How to deal with soremouth in sheep ?greenspun.com : LUSENET : Countryside : One Thread
As if we didn't have enough problems this year, yet another one comes along. Two weeks ago I noticed lesions on the mouths of several older ewes and I promptly isolated them. They recovered but now I have about 20 more with varying stages of lesions. It is no longer possible to isolate the individual animals. There are 25 in a separate pasture and they seem okay. No new animals were brought in and we don't take sheep to fairs.So where it came from is a mystery. About 10 years ago we had a few cases that came in on an animal and after, had the barns whitewashed and disinfected. I have too many sheep here now and we've had a lot of rain too. My vet says the virus can linger for years in the soil . Is there any benefit to the vaccine and will it give them immunity or should I just let them all be exposed at this point.Will that give them immunity and will it pass on to future lambs? We don't breed till November and lambs don't arrive till March and April. I have 85 sheep , should only keep 30 through the winter and can't sell any now with this. I'm about ready to shoot them or me at this point. Help!
-- Kate Henderson (email@example.com), August 26, 2000
All this will pass. Best to allow all the sheep be exposed to have herd immunity. To late to vaccinate. Be very cautious with the handling of the critters..We don't want the children or the grown ups infected. (Human of course). This can be a real problem at lambing time, however the sheep should have recovered by then. By spring perhaps we will see $1.20 a pound. JR
-- JR (firstname.lastname@example.org), August 26, 2000.

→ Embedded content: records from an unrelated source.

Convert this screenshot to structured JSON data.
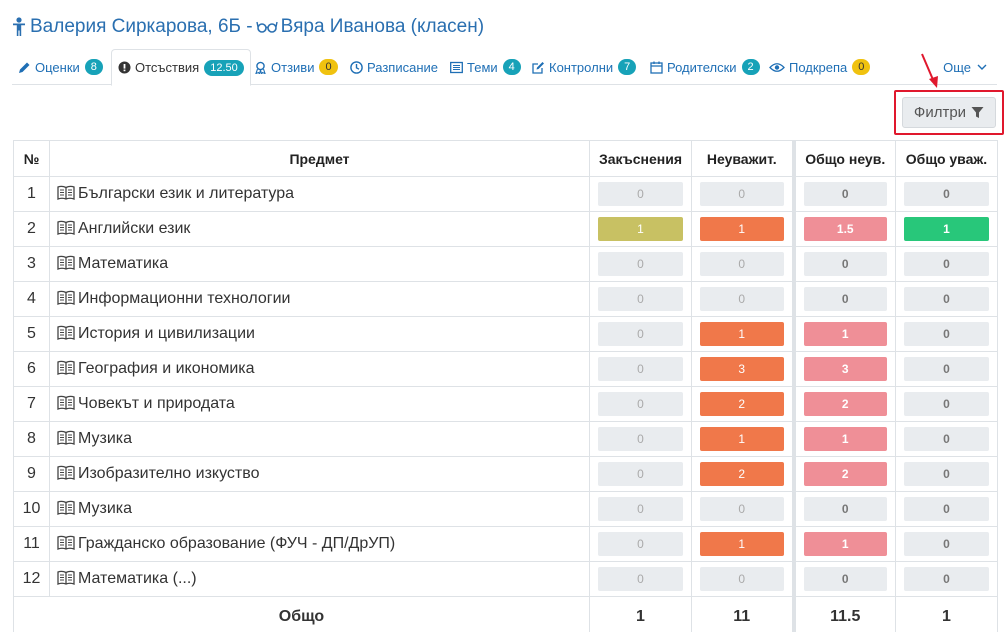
{
  "header": {
    "student": "Валерия Сиркарова, 6Б -",
    "teacher": "Вяра Иванова (класен)"
  },
  "tabs": [
    {
      "label": "Оценки",
      "badge": "8",
      "icon": "pencil-icon"
    },
    {
      "label": "Отсъствия",
      "badge": "12.50",
      "icon": "info-circle-icon"
    },
    {
      "label": "Отзиви",
      "badge": "0",
      "icon": "award-icon"
    },
    {
      "label": "Разписание",
      "icon": "clock-icon"
    },
    {
      "label": "Теми",
      "badge": "4",
      "icon": "list-icon"
    },
    {
      "label": "Контролни",
      "badge": "7",
      "icon": "edit-icon"
    },
    {
      "label": "Родителски",
      "badge": "2",
      "icon": "calendar-icon"
    },
    {
      "label": "Подкрепа",
      "badge": "0",
      "icon": "eye-icon"
    }
  ],
  "more_label": "Още",
  "filter_label": "Филтри",
  "table": {
    "headers": [
      "№",
      "Предмет",
      "Закъснения",
      "Неуважит.",
      "Общо неув.",
      "Общо уваж."
    ],
    "rows": [
      {
        "n": "1",
        "subject": "Български език и литература",
        "late": "0",
        "unexcused": "0",
        "total_unexcused": "0",
        "total_excused": "0"
      },
      {
        "n": "2",
        "subject": "Английски език",
        "late": "1",
        "unexcused": "1",
        "total_unexcused": "1.5",
        "total_excused": "1"
      },
      {
        "n": "3",
        "subject": "Математика",
        "late": "0",
        "unexcused": "0",
        "total_unexcused": "0",
        "total_excused": "0"
      },
      {
        "n": "4",
        "subject": "Информационни технологии",
        "late": "0",
        "unexcused": "0",
        "total_unexcused": "0",
        "total_excused": "0"
      },
      {
        "n": "5",
        "subject": "История и цивилизации",
        "late": "0",
        "unexcused": "1",
        "total_unexcused": "1",
        "total_excused": "0"
      },
      {
        "n": "6",
        "subject": "География и икономика",
        "late": "0",
        "unexcused": "3",
        "total_unexcused": "3",
        "total_excused": "0"
      },
      {
        "n": "7",
        "subject": "Човекът и природата",
        "late": "0",
        "unexcused": "2",
        "total_unexcused": "2",
        "total_excused": "0"
      },
      {
        "n": "8",
        "subject": "Музика",
        "late": "0",
        "unexcused": "1",
        "total_unexcused": "1",
        "total_excused": "0"
      },
      {
        "n": "9",
        "subject": "Изобразително изкуство",
        "late": "0",
        "unexcused": "2",
        "total_unexcused": "2",
        "total_excused": "0"
      },
      {
        "n": "10",
        "subject": "Музика",
        "late": "0",
        "unexcused": "0",
        "total_unexcused": "0",
        "total_excused": "0"
      },
      {
        "n": "11",
        "subject": "Гражданско образование (ФУЧ - ДП/ДрУП)",
        "late": "0",
        "unexcused": "1",
        "total_unexcused": "1",
        "total_excused": "0"
      },
      {
        "n": "12",
        "subject": "Математика (...)",
        "late": "0",
        "unexcused": "0",
        "total_unexcused": "0",
        "total_excused": "0"
      }
    ],
    "total": {
      "label": "Общо",
      "late": "1",
      "unexcused": "11",
      "total_unexcused": "11.5",
      "total_excused": "1"
    }
  },
  "colors": {
    "link": "#1f6fb5",
    "late": "#c8c163",
    "unexcused": "#f0784a",
    "total_unexcused": "#ef8f97",
    "total_excused": "#28c77a",
    "zero": "#e9ecef",
    "highlight": "#e0182d"
  }
}
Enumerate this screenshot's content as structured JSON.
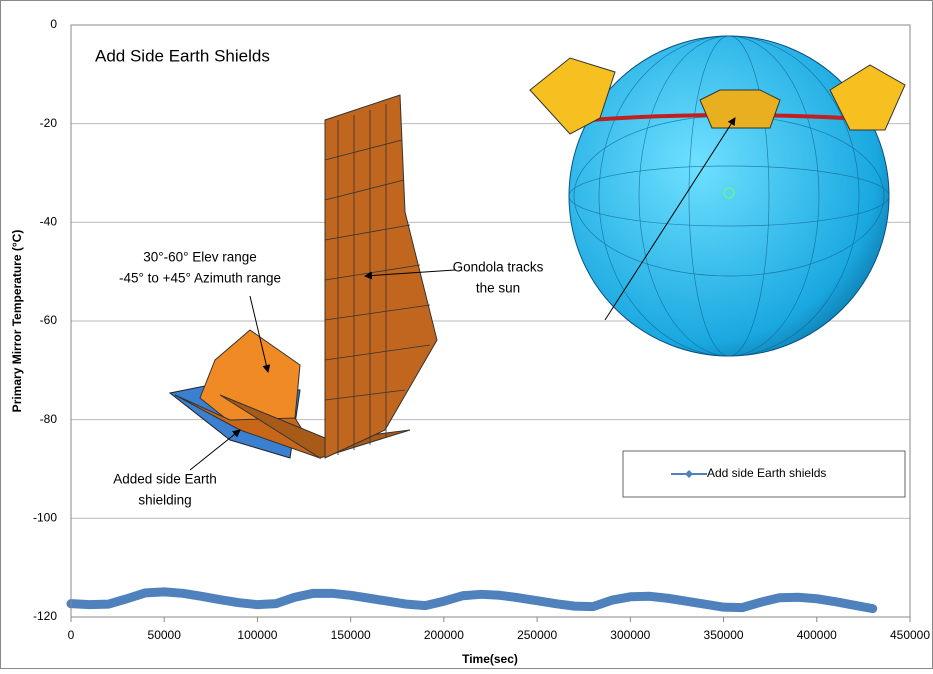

This must be an awful year for everyone with sheep. I have spent my summer keeping sheep alive (a little bit of an exaggeration) my sheep 's parasites built up an immunity to two classes of wormers and now I have wormed them with tramisol before being told it could cause birth defects so I am trying to keep the ram away which you know is not easy!! Good Luck, had fungus and other stuff but not yet soremouth.
-- Debbie Wolcott (email@example.com), August 26, 2000.
Kate we got soremouth our first outing showing in 1990. We just let it run its course and even infected our bucks with swabs to the mouth. We have never had an outbreak again. Vicki
-- Vicki McGaugh (firstname.lastname@example.org), August 26, 2000.
Soremouth kept me from taking stock to a National Show. None of the lambs had been anywhere except a weighin for the county fair. Then they were on and off and back on the trailer just that fast. My grandpa had hauled other livestock for somebody else in that trailer. I guess thats where they picked up the virus. According to my mom who called Pipestone Vets out of Minnesota-who offer the service of how to handle all sorts sheep problems it takes about 2 weeks for it to show signs. The timing was right. We tried to keep it from spreading but it was at its worst during that show. We didn't go. I hope anyone who has contagious diseases keeps their animals home. Pipestone said to vaccinate all new lambs to prevent this or at least slow it down. THis is done with a scratch technique. You have to be very careful even when feeding to not get orf-the human version. We cleaned and disinfected constantly especcially with the lambs that chewed on everything.